— Неклясов...
— Нет-нет! Про Вовчика потом... Уши Бильдину оттяпал ты. Вопрос — зачем?
— Деньги мы с него требовали... Он упирался. Обещал, а потом стал упираться... Нету, говорит, разошлись, говорит... Неклясов рассвирепел... Он легко свирепеет, вы знаете?
— Наслышан.
— Ну, что... Приказал похитить мужика. Похитили... У того и охраны-то не было... Водитель с газовой хлопушкой... И все. Водителя устранили.
— Как?
— Ну, как, очень просто... Из баллончика в лицо прыснули. Он и вырубился. А Бильдину велели в машину садиться. Сел, не сопротивлялся. Побледнел только, дурным стал.
— Это как?
— Ну, как... То ткнется не туда, то дает мне портфель подержать, то говорит, у него на спине зачесалось, потом стал просить, чтоб позволили ему девочке позвонить... Поплыл мужик. Это бывает.
— Часто?
— Со всеми бывает, только по-разному... — без выражения продолжал рассказывать Ерхов. — Один в одно ударится, другой в другое... Один, помню, уделался... Стоит, а у него из штанины течет... По-разному, — Ерхов лежал, откинувшись на подушку, глядя в потолок. Лоб его покрывала испарина, рыжеватое, веснушчатое лицо казалось безжизненным.
— А Неклясов? Участвовал в похищениях?
— Нет, ему доставляли человека... Для последнего разговора.
— Он тоже уши отрезал?
— Пробовал как-то... Перемазался весь, рубашка в крови оказалась... Он очень переживает за свои шмотки... Как увидел, что рубашка в крови, тут же в истерику впал, содрал ее с себя, в камин затолкал и сжег.
— — А это зачем?
— Ну... — протянул Ерхов, и легкая улыбка тронула его бесцветные губы. — С виду он вроде крутой мужик, он и в самом деле крутой, но у каждого есть свой пунктик... Неклясов боится следы оставлять. Если есть возможность — перчаток не снимает, даже ест в перчатках. Тонкие у него такие перчатки, черные. Лайковые... Если есть возможность не подписать бумагу, никогда не подпишет... Если надо записку передать, так напишет, что не сразу поймешь, о чем речь идет... Пунктик у него такой. Если вы с ним говорили, то, наверно, знаете, — Ерхов быстро взглянул на Пафнутьева.
— Знаю, — кивнул тот. — Воды попросил, а потом побоялся стакан взять... Видно, вспомнил Штирлица — как немцы на стакане отпечатки пальцев засекли...
— Во-во, — обрадовался Ерхов тому, что его поняли, что разговор идет честный, открытый, и он ничего нового для этого человека не сказал, а значит, и в предательстве его никто не упрекнет.
— Бильдин говорил, что после того, как уши ему оттяпал, ты еще и на сковородке их поджаривал? — спросил Пафнутьев.
— Да ну, поджаривал... Это он с перепугу. Опять же, когда человек без ушей, ему что угодно может показаться... Было дело, бросил его уши на сковородку... Кто же думал, что на него это так подействует... Ну, в общем, как увидел свои уши на сковородке, сразу и отключился. Неклясов говорит, а ну-ка ему нашатырь под нос...
— А где взяли нашатырь?
— Был у нас...
— Приготовлен?
— Да, в аптечке стоял.
— А что еще было в аптечке?
— Ну... Йод, бинты, лекарства всякие...
— Приспособления?
— Кое-какие...
— Какие именно? Утюги? — подсказал Пафнутьев.
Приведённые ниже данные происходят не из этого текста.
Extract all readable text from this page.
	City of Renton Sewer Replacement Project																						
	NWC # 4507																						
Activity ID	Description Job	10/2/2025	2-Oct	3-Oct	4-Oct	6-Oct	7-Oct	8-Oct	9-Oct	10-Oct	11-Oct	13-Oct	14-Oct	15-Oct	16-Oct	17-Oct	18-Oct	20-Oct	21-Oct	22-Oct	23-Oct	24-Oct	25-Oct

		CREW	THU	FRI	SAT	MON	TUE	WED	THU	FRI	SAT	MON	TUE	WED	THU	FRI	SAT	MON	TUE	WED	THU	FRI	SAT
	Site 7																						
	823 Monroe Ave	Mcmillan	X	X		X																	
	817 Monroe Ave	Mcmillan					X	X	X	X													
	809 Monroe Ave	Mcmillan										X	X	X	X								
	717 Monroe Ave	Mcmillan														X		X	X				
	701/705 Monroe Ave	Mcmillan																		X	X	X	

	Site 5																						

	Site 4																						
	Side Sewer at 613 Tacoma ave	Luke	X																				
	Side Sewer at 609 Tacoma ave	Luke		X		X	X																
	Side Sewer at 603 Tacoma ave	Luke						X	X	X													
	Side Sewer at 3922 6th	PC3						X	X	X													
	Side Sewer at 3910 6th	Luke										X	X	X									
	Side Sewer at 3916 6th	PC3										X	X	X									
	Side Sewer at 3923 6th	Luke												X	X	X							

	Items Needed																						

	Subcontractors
— Да что утюги... Одна дамочка не хотела поделиться... — Ерхов усмехнулся. — Поделилась. Неклясов где-то вычитал про китайскую пытку... Берется трехлитровая стеклянная банка, туда помещается голодная крыса... Потом эту банку привязывают к животу горловиной. И крыса начинает вгрызаться в живот...
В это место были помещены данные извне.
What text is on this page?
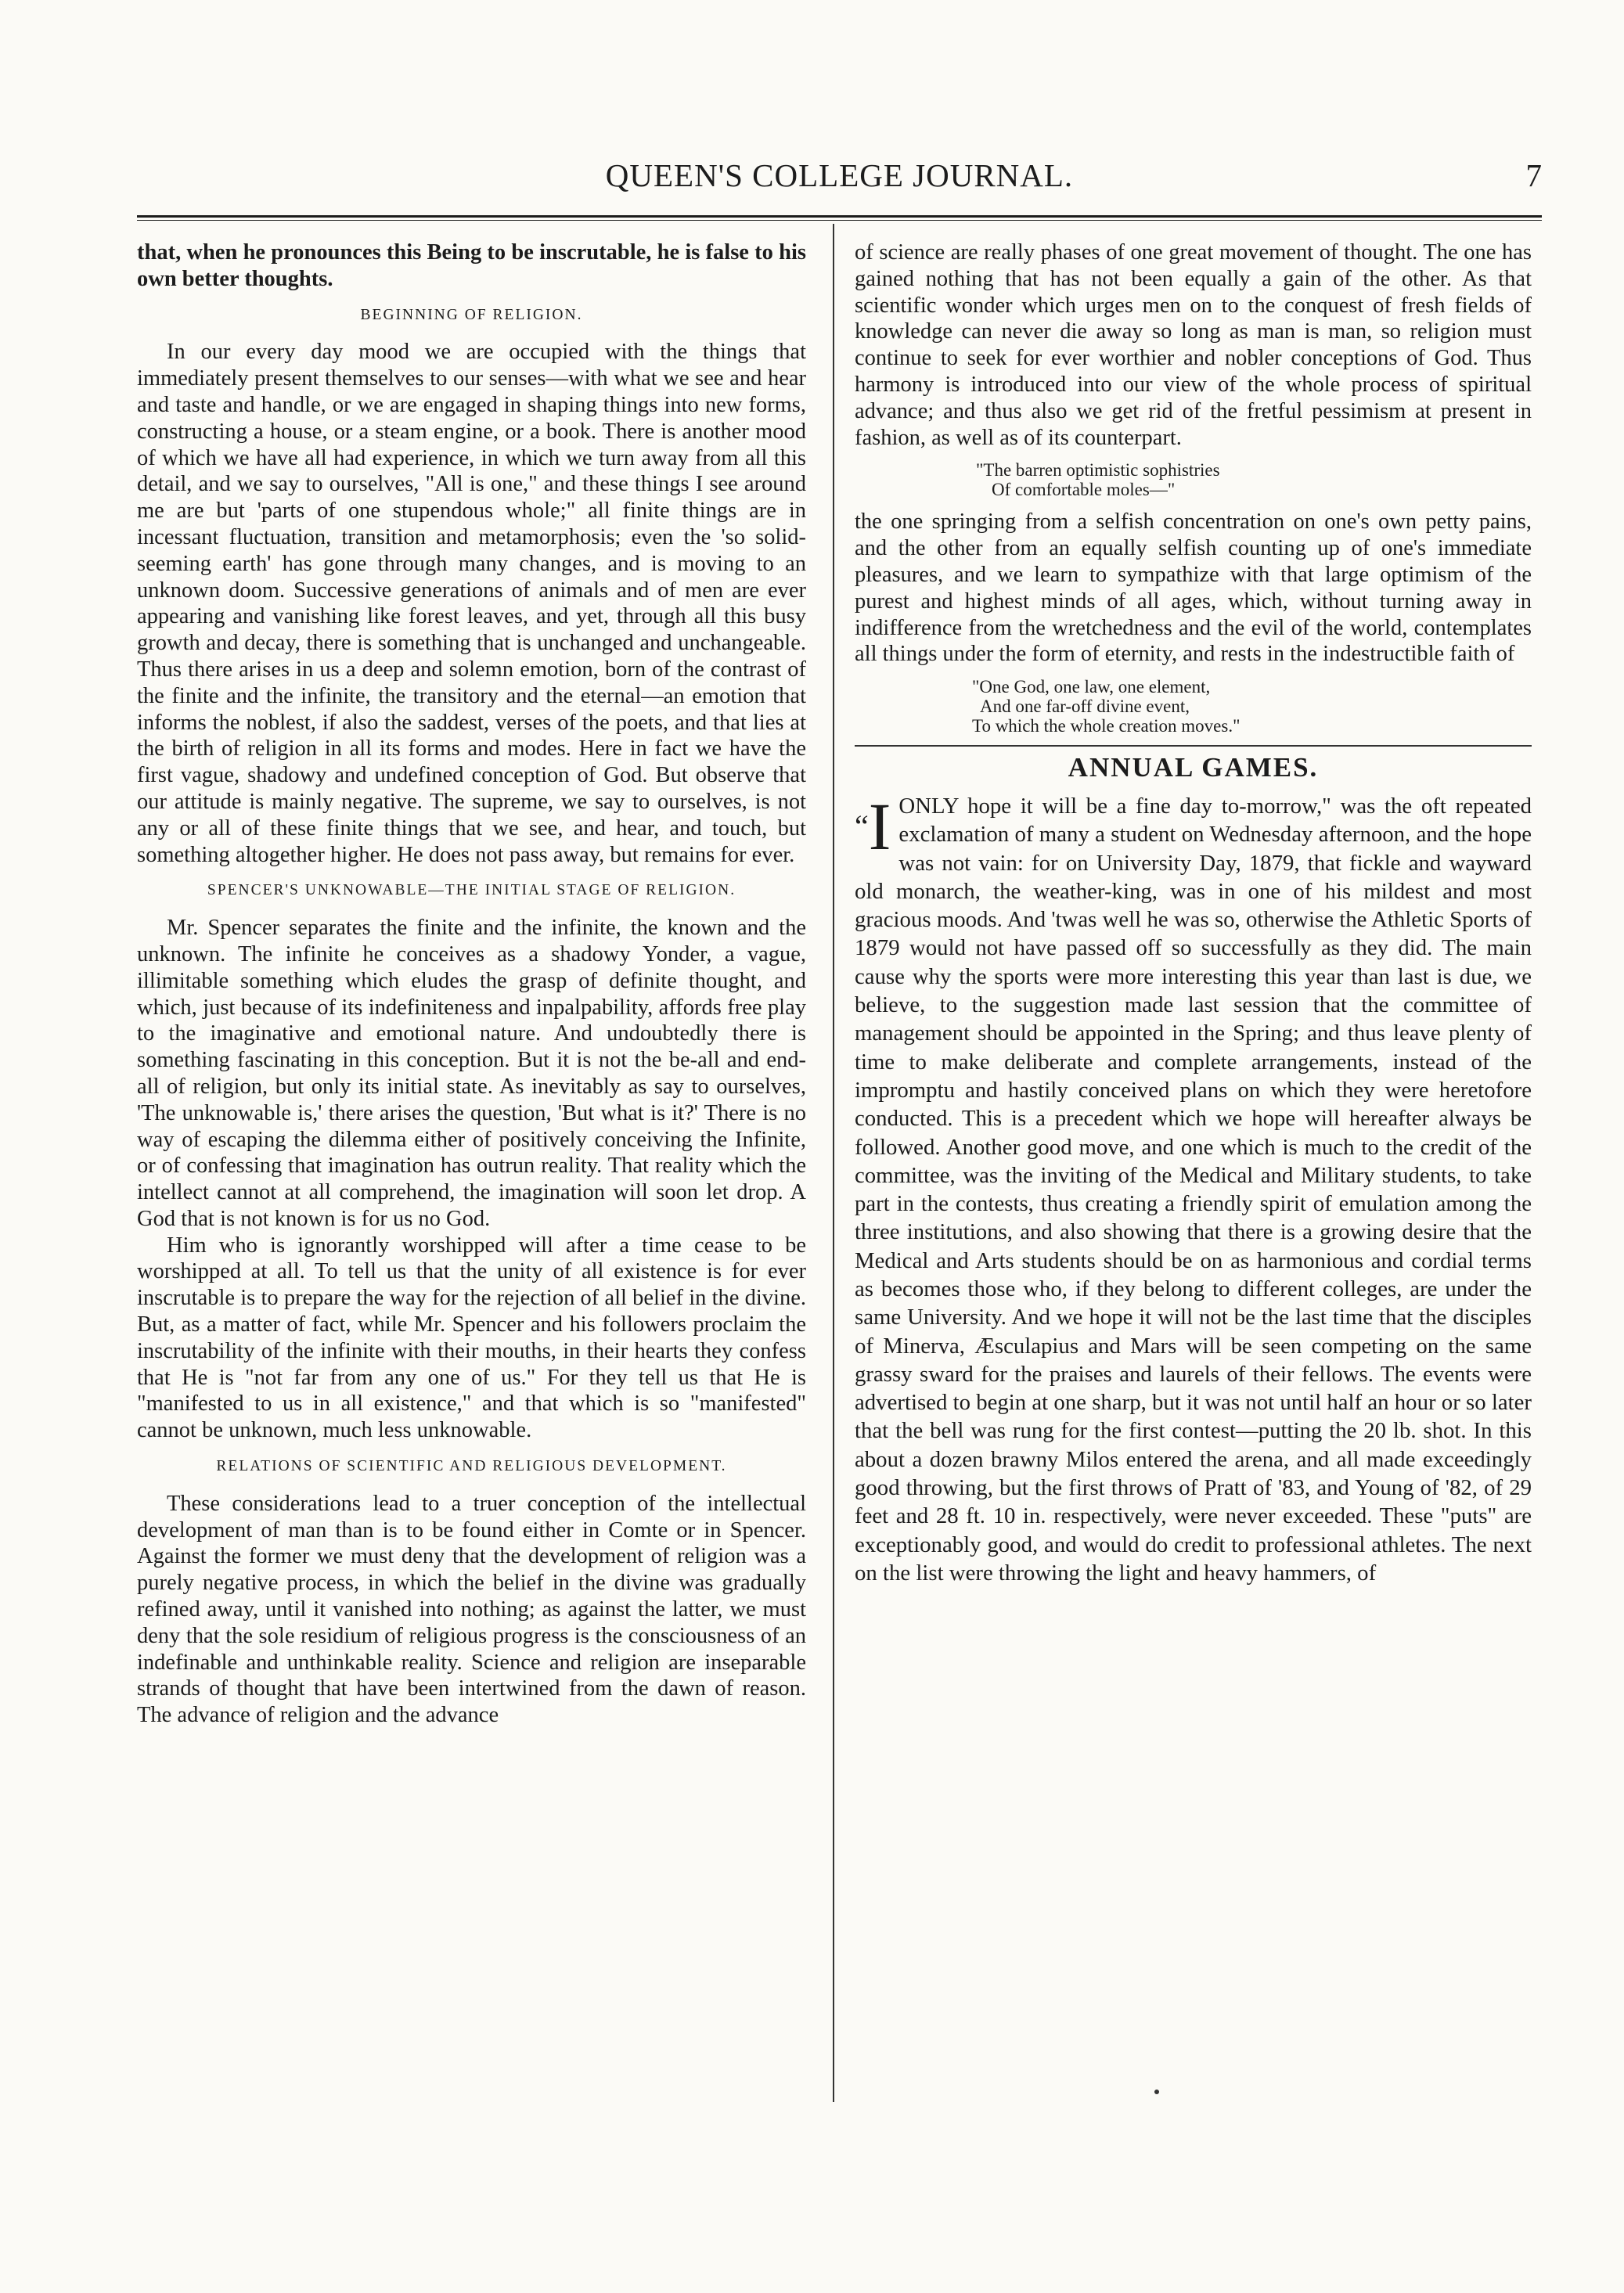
QUEEN'S COLLEGE JOURNAL.	7

that, when he pronounces this Being to be inscrutable, he is false to his own better thoughts.

BEGINNING OF RELIGION.

In our every day mood we are occupied with the things that immediately present themselves to our senses—with what we see and hear and taste and handle, or we are engaged in shaping things into new forms, constructing a house, or a steam engine, or a book. There is another mood of which we have all had experience, in which we turn away from all this detail, and we say to ourselves, "All is one," and these things I see around me are but 'parts of one stupendous whole;" all finite things are in incessant fluctuation, transition and metamorphosis; even the 'so solid-seeming earth' has gone through many changes, and is moving to an unknown doom. Successive generations of animals and of men are ever appearing and vanishing like forest leaves, and yet, through all this busy growth and decay, there is something that is unchanged and unchangeable. Thus there arises in us a deep and solemn emotion, born of the contrast of the finite and the infinite, the transitory and the eternal—an emotion that informs the noblest, if also the saddest, verses of the poets, and that lies at the birth of religion in all its forms and modes. Here in fact we have the first vague, shadowy and undefined conception of God. But observe that our attitude is mainly negative. The supreme, we say to ourselves, is not any or all of these finite things that we see, and hear, and touch, but something altogether higher. He does not pass away, but remains for ever.

SPENCER'S UNKNOWABLE—THE INITIAL STAGE OF RELIGION.

Mr. Spencer separates the finite and the infinite, the known and the unknown. The infinite he conceives as a shadowy Yonder, a vague, illimitable something which eludes the grasp of definite thought, and which, just because of its indefiniteness and inpalpability, affords free play to the imaginative and emotional nature. And undoubtedly there is something fascinating in this conception. But it is not the be-all and end-all of religion, but only its initial state. As inevitably as say to ourselves, 'The unknowable is,' there arises the question, 'But what is it?' There is no way of escaping the dilemma either of positively conceiving the Infinite, or of confessing that imagination has outrun reality. That reality which the intellect cannot at all comprehend, the imagination will soon let drop. A God that is not known is for us no God.

Him who is ignorantly worshipped will after a time cease to be worshipped at all. To tell us that the unity of all existence is for ever inscrutable is to prepare the way for the rejection of all belief in the divine. But, as a matter of fact, while Mr. Spencer and his followers proclaim the inscrutability of the infinite with their mouths, in their hearts they confess that He is "not far from any one of us." For they tell us that He is "manifested to us in all existence," and that which is so "manifested" cannot be unknown, much less unknowable.

RELATIONS OF SCIENTIFIC AND RELIGIOUS DEVELOPMENT.

These considerations lead to a truer conception of the intellectual development of man than is to be found either in Comte or in Spencer. Against the former we must deny that the development of religion was a purely negative process, in which the belief in the divine was gradually refined away, until it vanished into nothing; as against the latter, we must deny that the sole residium of religious progress is the consciousness of an indefinable and unthinkable reality. Science and religion are inseparable strands of thought that have been intertwined from the dawn of reason. The advance of religion and the advance

of science are really phases of one great movement of thought. The one has gained nothing that has not been equally a gain of the other. As that scientific wonder which urges men on to the conquest of fresh fields of knowledge can never die away so long as man is man, so religion must continue to seek for ever worthier and nobler conceptions of God. Thus harmony is introduced into our view of the whole process of spiritual advance; and thus also we get rid of the fretful pessimism at present in fashion, as well as of its counterpart.

"The barren optimistic sophistries
Of comfortable moles—"

the one springing from a selfish concentration on one's own petty pains, and the other from an equally selfish counting up of one's immediate pleasures, and we learn to sympathize with that large optimism of the purest and highest minds of all ages, which, without turning away in indifference from the wretchedness and the evil of the world, contemplates all things under the form of eternity, and rests in the indestructible faith of

"One God, one law, one element,
And one far-off divine event,
To which the whole creation moves."
ANNUAL GAMES.
“I ONLY hope it will be a fine day to-morrow," was the oft repeated exclamation of many a student on Wednesday afternoon, and the hope was not vain: for on University Day, 1879, that fickle and wayward old monarch, the weather-king, was in one of his mildest and most gracious moods. And 'twas well he was so, otherwise the Athletic Sports of 1879 would not have passed off so successfully as they did. The main cause why the sports were more interesting this year than last is due, we believe, to the suggestion made last session that the committee of management should be appointed in the Spring; and thus leave plenty of time to make deliberate and complete arrangements, instead of the impromptu and hastily conceived plans on which they were heretofore conducted. This is a precedent which we hope will hereafter always be followed. Another good move, and one which is much to the credit of the committee, was the inviting of the Medical and Military students, to take part in the contests, thus creating a friendly spirit of emulation among the three institutions, and also showing that there is a growing desire that the Medical and Arts students should be on as harmonious and cordial terms as becomes those who, if they belong to different colleges, are under the same University. And we hope it will not be the last time that the disciples of Minerva, Æsculapius and Mars will be seen competing on the same grassy sward for the praises and laurels of their fellows. The events were advertised to begin at one sharp, but it was not until half an hour or so later that the bell was rung for the first contest—putting the 20 lb. shot. In this about a dozen brawny Milos entered the arena, and all made exceedingly good throwing, but the first throws of Pratt of '83, and Young of '82, of 29 feet and 28 ft. 10 in. respectively, were never exceeded. These "puts" are exceptionably good, and would do credit to professional athletes. The next on the list were throwing the light and heavy hammers, of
— Кошмар какой-то! — передернулся от ужаса Пафнутьев.
— Но до этого не дошло... Дамочка как увидела крысу у себя на животе, как почувствовала ее лапки с коготками... Все отдала. Но, по-моему, она после этого немножко дурная стала.
— Это как?
— Рассказывали ребята... Только кто к ней прикоснется легонько, к руке, например... Она в крик.
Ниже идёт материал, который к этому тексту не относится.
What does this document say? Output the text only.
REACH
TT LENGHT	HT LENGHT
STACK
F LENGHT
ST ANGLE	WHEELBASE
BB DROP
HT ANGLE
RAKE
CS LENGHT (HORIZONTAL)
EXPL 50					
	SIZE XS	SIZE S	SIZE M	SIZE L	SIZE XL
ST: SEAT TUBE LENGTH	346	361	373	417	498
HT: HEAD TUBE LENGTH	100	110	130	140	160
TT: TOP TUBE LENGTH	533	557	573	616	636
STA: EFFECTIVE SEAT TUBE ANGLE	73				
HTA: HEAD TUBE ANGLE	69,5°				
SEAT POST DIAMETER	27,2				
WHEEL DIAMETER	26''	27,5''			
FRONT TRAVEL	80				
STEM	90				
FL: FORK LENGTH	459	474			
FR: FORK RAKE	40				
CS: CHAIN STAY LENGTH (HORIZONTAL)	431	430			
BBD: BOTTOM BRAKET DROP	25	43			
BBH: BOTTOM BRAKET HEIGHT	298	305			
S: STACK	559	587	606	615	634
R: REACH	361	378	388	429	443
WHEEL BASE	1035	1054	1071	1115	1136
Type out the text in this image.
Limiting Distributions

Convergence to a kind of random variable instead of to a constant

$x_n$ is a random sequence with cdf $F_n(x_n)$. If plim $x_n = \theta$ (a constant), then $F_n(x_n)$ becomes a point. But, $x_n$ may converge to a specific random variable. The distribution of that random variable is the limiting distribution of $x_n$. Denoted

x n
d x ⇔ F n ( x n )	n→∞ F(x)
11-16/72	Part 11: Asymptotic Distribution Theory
— Ее фамилия Забелина? — спросил Пафнутьев.
— Да, кажется, так... Забелина. Эля... Элеонора ее зовут.
— А кто это проделывал, с крысой?
— Да все старались, как могли... С ней же, с крысой, не так просто управиться... Самим бы уцелеть...
— Предложил Неклясов?
— Не то чтобы предложил... Приказал. Эля, как увидела крысу в клетке, сразу готова была доллары отдать... Но Вовчик говорит, надо попробовать... Попробовали.